History

United States
- Name: LeBaron Russell Briggs
- Namesake: LeBaron Russell Briggs
- Owner: War Shipping Administration (WSA)
- Operator: R.A. Nichol & Company
- Ordered: as type (EC2-S-C1) hull, MC hull 2301
- Builder: J.A. Jones Construction, Panama City, Florida
- Cost: $1,001,224
- Yard number: 42
- Way number: 5
- Laid down: 29 March 1944
- Launched: 12 May 1944
- Sponsored by: Mrs. George R. Smith
- Completed: 31 May 1944
- Identification: Call Signal: WKMN; ;
- Fate: Laid up in National Defense Reserve Fleet, Wilmington, North Carolina, 5 March 1948; Laid up in National Defense Reserve Fleet, Hudson River Group, 26 September 1957; Transferred to US Navy, 30 July 1970; Scuttled with load of US Army nerve gas, 18 August 1970;

General characteristics
- Class & type: Liberty ship; type EC2-S-C1, standard;
- Tonnage: 10,865 LT DWT; 7,176 GRT;
- Displacement: 3,380 long tons (3,434 t) (light); 14,245 long tons (14,474 t) (max);
- Length: 441 feet 6 inches (135 m) oa; 416 feet (127 m) pp; 427 feet (130 m) lwl;
- Beam: 57 feet (17 m)
- Draft: 27 ft 9.25 in (8.4646 m)
- Installed power: 2 × Oil fired 450 °F (232 °C) boilers, operating at 220 psi (1,500 kPa); 2,500 hp (1,900 kW);
- Propulsion: 1 × triple-expansion steam engine, (manufactured by Iron Fireman Manufacturing Co., Portland, Oregon); 1 × screw propeller;
- Speed: 11.5 knots (21.3 km/h; 13.2 mph)
- Capacity: 562,608 cubic feet (15,931 m^{3}) (grain); 499,573 cubic feet (14,146 m^{3}) (bale);
- Complement: 38–62 USMM; 21–40 USNAG;
- Armament: Varied by ship; Bow-mounted 3-inch (76 mm)/50-caliber gun; Stern-mounted 4-inch (102 mm)/50-caliber gun; 2–8 × single 20-millimeter (0.79 in) Oerlikon anti-aircraft (AA) cannons and/or,; 2–8 × 37-millimeter (1.46 in) M1 AA guns;

= SS LeBaron Russell Briggs =

World War II Liberty ship of the United States

SS LeBaron Russell Briggs was a Liberty ship built in the United States during World War II. She was named after LeBaron Russell Briggs, the first Dean of Men at Harvard College and the president of Radcliffe College.

==Construction==
LeBaron Russell Briggs was laid down on 29 March 1944, under a Maritime Commission (MARCOM) contract, MC hull 2301, by J.A. Jones Construction, Panama City, Florida; she was sponsored by Mrs.
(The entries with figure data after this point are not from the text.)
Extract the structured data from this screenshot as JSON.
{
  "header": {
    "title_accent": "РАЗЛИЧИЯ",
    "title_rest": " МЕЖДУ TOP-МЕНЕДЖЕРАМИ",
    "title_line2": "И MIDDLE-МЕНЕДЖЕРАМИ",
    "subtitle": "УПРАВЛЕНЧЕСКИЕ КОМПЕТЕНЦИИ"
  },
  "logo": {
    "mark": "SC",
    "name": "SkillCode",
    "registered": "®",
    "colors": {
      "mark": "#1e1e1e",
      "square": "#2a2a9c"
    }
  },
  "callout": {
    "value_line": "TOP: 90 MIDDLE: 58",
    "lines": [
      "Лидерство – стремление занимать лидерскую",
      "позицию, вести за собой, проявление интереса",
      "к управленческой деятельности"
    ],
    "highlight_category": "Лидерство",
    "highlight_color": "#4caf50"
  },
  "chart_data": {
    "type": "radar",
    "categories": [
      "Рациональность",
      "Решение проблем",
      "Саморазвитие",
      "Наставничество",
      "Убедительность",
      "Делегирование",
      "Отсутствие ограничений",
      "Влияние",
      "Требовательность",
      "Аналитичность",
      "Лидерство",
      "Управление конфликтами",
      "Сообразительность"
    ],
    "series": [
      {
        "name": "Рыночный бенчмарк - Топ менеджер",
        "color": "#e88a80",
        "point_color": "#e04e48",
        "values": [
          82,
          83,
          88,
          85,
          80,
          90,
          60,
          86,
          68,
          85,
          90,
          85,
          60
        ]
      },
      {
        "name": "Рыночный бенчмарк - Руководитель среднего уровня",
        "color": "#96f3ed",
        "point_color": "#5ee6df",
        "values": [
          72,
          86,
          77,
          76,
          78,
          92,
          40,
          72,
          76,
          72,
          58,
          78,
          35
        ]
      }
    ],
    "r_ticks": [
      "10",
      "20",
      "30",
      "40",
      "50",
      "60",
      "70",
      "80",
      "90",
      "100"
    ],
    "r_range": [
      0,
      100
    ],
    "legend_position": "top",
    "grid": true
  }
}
George R. Smith, daughter of James Addison Jones, and launched on 12 May 1944.

==History==
She was allocated to R.A. Nichol & Company, on 31 May 1944. On 30 July 1944 she sank British trawler "Braconburn" in a collision off Bell Rock, Arborath. Braconburn was being sent to Scapa Flow to be sunk as a blockship, 6 of her crew were killed. On 5 March 1948, she was laid up in the National Defense Reserve Fleet, in Wilmington, North Carolina. On 26 September 1957, she was relocated to the National Defense Reserve Fleet, in the Hudson River Group. On 8 December 1961, she was withdrawn from the fleet to be loaded with grain under the "Grain Program 1961". She returned loaded with grain to the fleet on 22 December 1961. On 17 June 1963, she was withdrawn from the fleet to have the grain unloaded, she returned empty on 22 June 1963. On 30 July 1970, she was turned over to the US Navy for use in Operation CHASE (Chase 10). On 18 August 1970, she was loaded with 418 steel jacketed concrete vaults, which encased 12,540 US Army M55 rockets containing Sarin nerve gas, and one container of VX gas, and towed out 282 mi east of Cape Kennedy, Florida, where she was scuttled in 16000 ft of water.